In-universe information
- Gender: Male
- Occupation: Police commissioner (retired)
- Family: Dermot Eric Craddock (godson)
- Nationality: English

= Sir Henry Clithering =

Fictional character devised by Agatha Christie

Sir Henry Clithering is a fictional character who appears in a series of short stories by Agatha Christie, featuring Miss Marple. The stories were first published in monthly magazines starting in 1927, and then collected into a hard-bound collection, The Thirteen Problems in 1932. Clithering also appeared in several novels featuring Miss Marple.

==Overview==
He is a retired Scotland Yard commissioner and his godson Dermot Eric Craddock is eventually a detective inspector at Scotland Yard.

Whenever local police warn Miss Marple not to interfere in an investigation, Sir Henry supports her. He recommends her to the county police trying to solve the crime in A Murder Is Announced, connecting Miss Marple to his godson, Detective Inspector Dermott Craddock, then working for the Chief Constable in the county. This is the first time Miss Marple and Inspector Craddock worked together.

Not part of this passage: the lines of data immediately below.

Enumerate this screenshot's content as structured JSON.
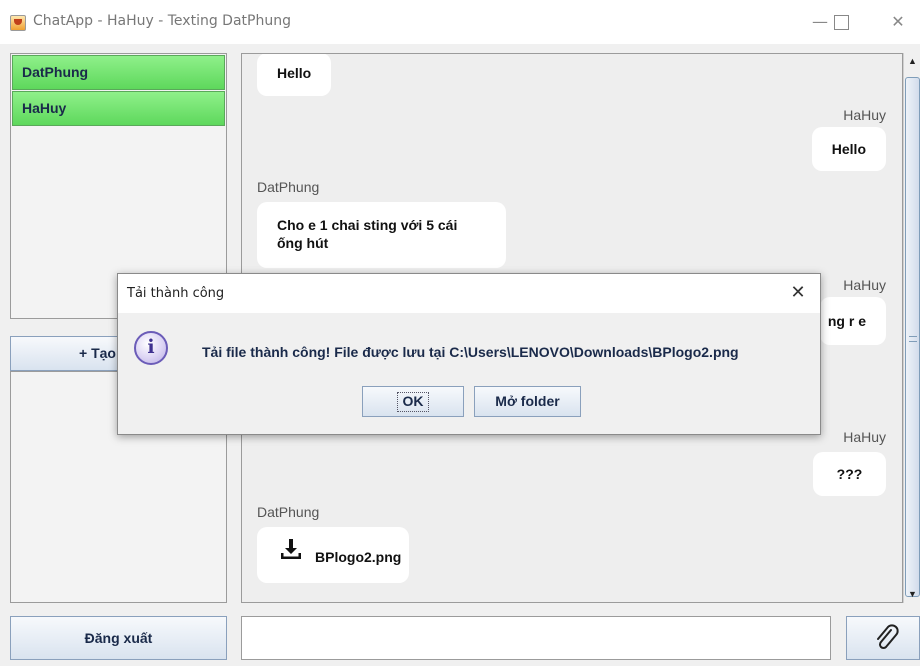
{
  "window": {
    "title": "ChatApp - HaHuy - Texting DatPhung",
    "icon": "java-cup-icon",
    "minimize": "—",
    "close": "✕"
  },
  "sidebar": {
    "contacts": [
      "DatPhung",
      "HaHuy"
    ],
    "create_group_label": "+ Tạo nhóm"
  },
  "chat": {
    "messages": [
      {
        "text": "Hello"
      },
      {
        "sender": "HaHuy",
        "text": "Hello"
      },
      {
        "sender": "DatPhung",
        "text_line1": "Cho e 1 chai sting với 5 cái",
        "text_line2": "ống hút"
      },
      {
        "sender": "HaHuy",
        "text": "ng r e"
      },
      {
        "sender": "HaHuy",
        "text": "???"
      },
      {
        "sender": "DatPhung",
        "file_name": "BPlogo2.png",
        "icon": "download-icon"
      }
    ]
  },
  "footer": {
    "logout_label": "Đăng xuất",
    "message_value": "",
    "attach_icon": "paperclip-icon"
  },
  "dialog": {
    "title": "Tải thành công",
    "close": "✕",
    "icon_glyph": "i",
    "message": "Tải file thành công! File được lưu tại C:\\Users\\LENOVO\\Downloads\\BPlogo2.png",
    "ok_label": "OK",
    "open_folder_label": "Mở folder"
  },
  "colors": {
    "contact_active": "#6fe06c",
    "button_gradient_top": "#f7f9fc",
    "button_gradient_bottom": "#d9e3ef",
    "bubble": "#ffffff",
    "chat_background": "#eeeeee"
  }
}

In the novel The Mirror Crack'd from Side to Side, Craddock has been promoted to Chief Inspector in Scotland Yard.

==List of appearances==
===Short stories===
- The Tuesday Night Club
- The Idol House of Astarte
- Ingots of Gold
- The Blood-Stained Pavement
- Motive v. Opportunity
- The Thumb Mark of St. Peter
- The Blue Geranium
- The Companion
- The Four Suspects
- A Christmas Tragedy
- The Herb of Death
- The Affair at the Bungalow
- Death by Drowning
===Novels===
- The Body in the Library
- A Murder is Announced
- A Pocket Full of Rye
- 4.50 from Paddington
- Nemesis (mentioned)

==In other media==
===Television===
- The Body in the Library was adapted for the BBC's series Agatha Christie's Miss Marple in 1984 with Raymond Francis playing Sir Henry.
- The Blue Geranium was adapted for Agatha Christie's Marple in 2010 with Donald Sinden playing Sir Henry.

===Radio===
Graham Crowden voiced Sir Henry in the 1999 BBC Radio dramatisations of The Body in the Library and A Murder is Announced.